Medicare is very expensive. It's the "entitlement" that is actually pretty much responsible for those scary "debt will be 10 million percent of GDP by the time the rapidly rising seas have swallowed much of the Earth" graphs. Medicare is expensive because we spend a lot on healthcare. We spend a lot on healthcare basically just because we want to, and doing so has been very good to a lot of people who work in healthcare fields. The way nearly every other advanced nation controls healthcare costs is by just having the government set prices. I thought everyone knew Medicare was cheaper than private insurance because it could negotiate lower rates, but apparently lots of people didn't understand this until Steven Brill wrote a big article about it in Time. Again, many people understand that "reining in healthcare costs" means just spend less on healthcare, but for some reason Washington is fixated on passing the existing ballooning costs onto old and working people instead of just agreeing to pay doctors less in general. (If you feel bad for the doctors we can make their educations cheap/free.)

So basically to save a bunch of healthcare money we should just set rates or expand Medicare. If we are very dedicated to "reforming" Medicare, it would be both smarter and fairer to to lower the eligibility age (ideally to "birth"), and allow it to bargain with pharmaceutical companies the same way it bargains with hospitals, than it would be to make the Medicare pool older, and hence sicker and more likely to "use" a lot of healthcare, by raising the eligibility age. Naturally, the Obama/Democratic/Centrist position is to raise the eligibility age. (The Republican position is "don't touch it for current old people and then just eliminate it completely in a few years.")

Social Security, meanwhile, is lumped in with Medicare not because it faces rapidly ballooning costs in the future -- it doesn't -- but because a lot of people just really, really, really want to cut it, or make it less generous, or let the finance industry get its hands on the money. Social Security would seriously be "fixed" just by a) raising taxes and/or b) deciding to pay for it, with borrowing or with some other pot of money. As Duncan Black has been attempting to argue, making Social Security less generous is a horrible idea, because tons and tons of Americans just don't have enough money to retire on. There aren't pensions anymore, and pensions apparently were not a sustainable retirement-funding mechanism. 401Ks aren't cutting it and having a bunch of "money" in the form of a house is not actually that useful.

We should, in other words, be having a big national debate about how to expand Social Security, not find ways to make it less generous for future retirees. (Maybe let's make our country seem like a nice livable place and get a bunch of immigrants here to expand our population and contribute to the economy and pay taxes and stuff?) Otherwise instead of a Social Security funding crisis we will have a "no one has enough money to retire" crisis, in a few years. Which will likely require expensive government intervention anyway. Instead, the Obama/Democratic/Centrist position is "chained CPI," which reduces benefits. (The Republican position is "let's wait a while and try to privatize it again later, maybe.")

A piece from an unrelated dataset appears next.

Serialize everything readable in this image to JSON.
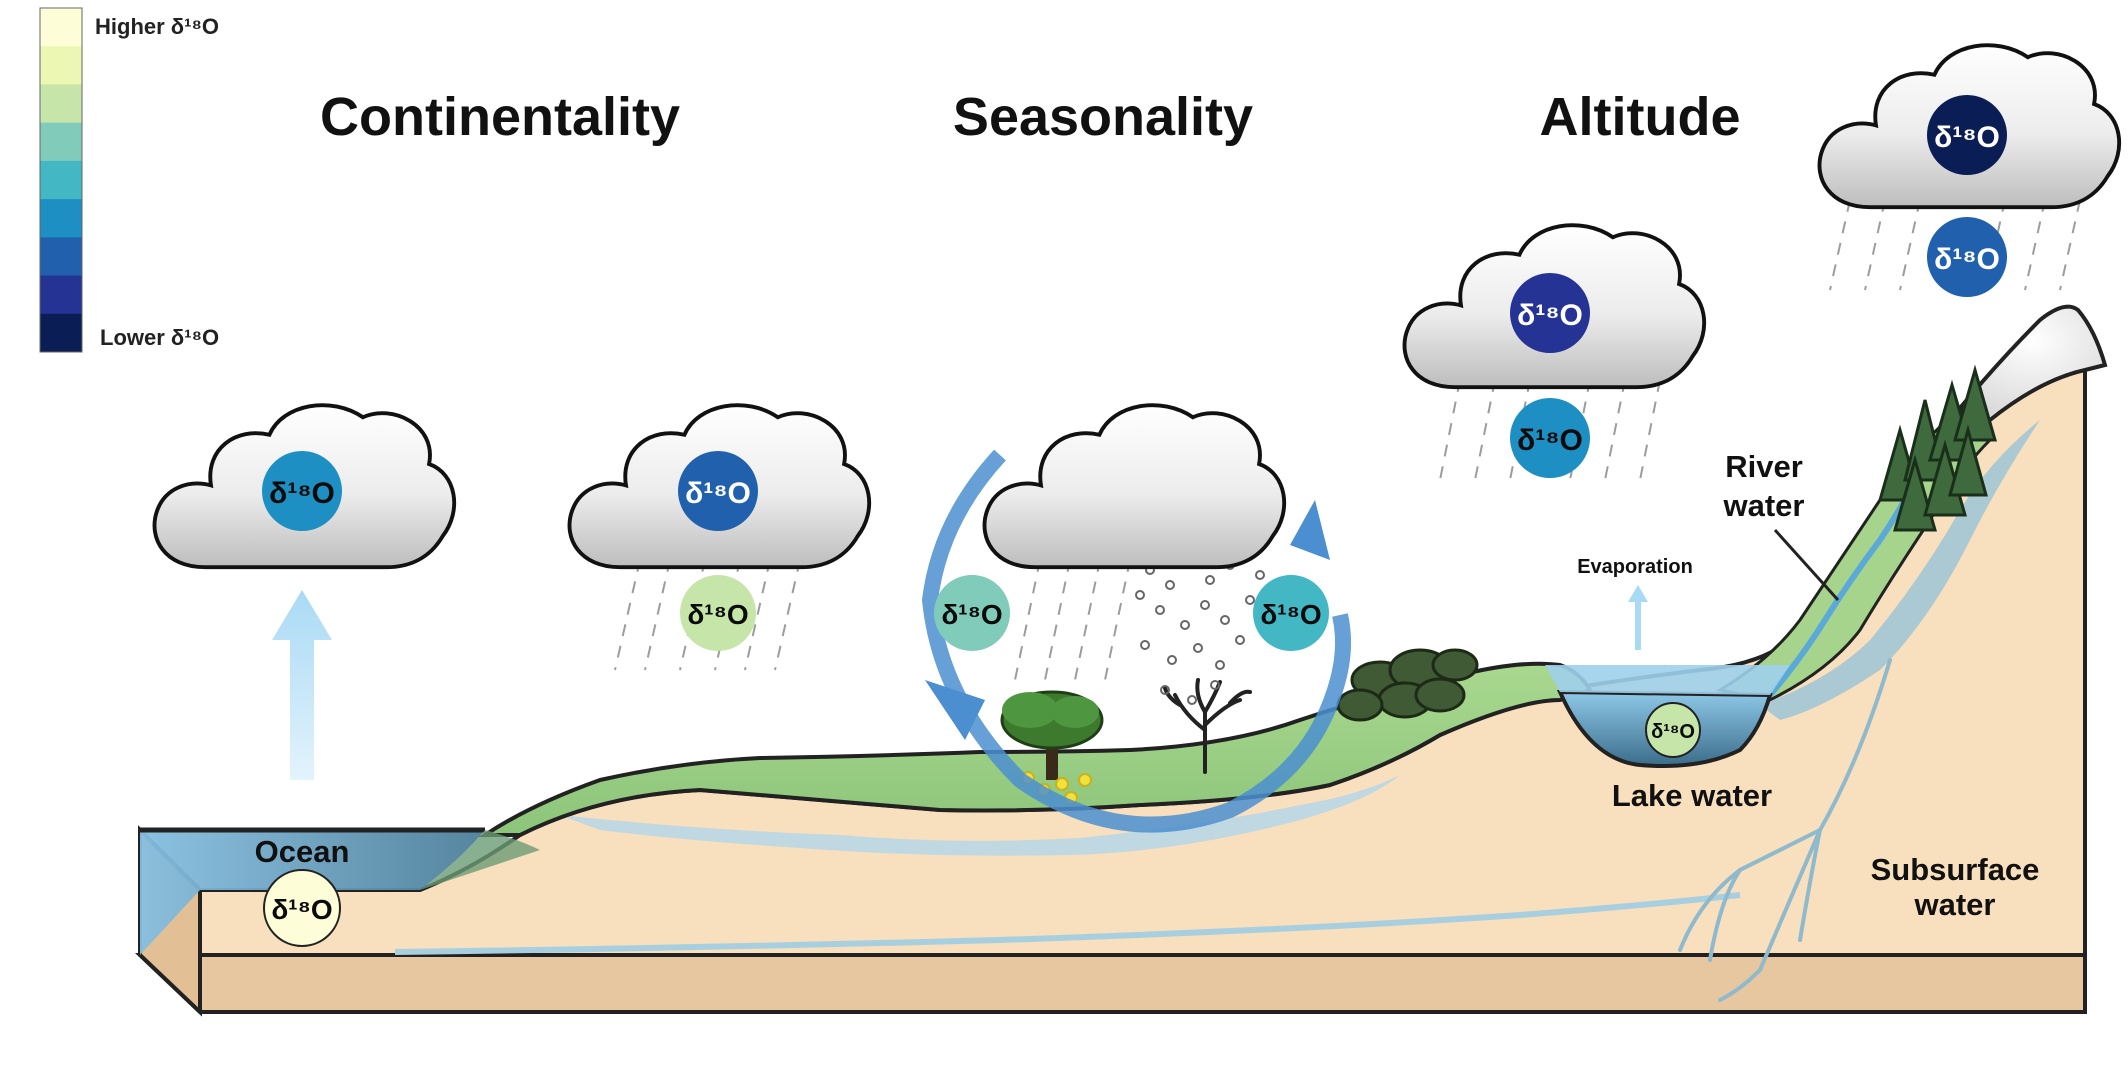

In a country with a political system that was actually responsible and responsive to public preferences, the "grand bargain" following the resounding victory of the more liberal party in national elections would be the expansion of the welfare state and the social safety net. Instead, we have two austerity parties arguing over the rate at which they'll impoverish the future elderly.

We'll just have to count on the wingnuts in the House GOP to blow the whole deal up again, like they usually do.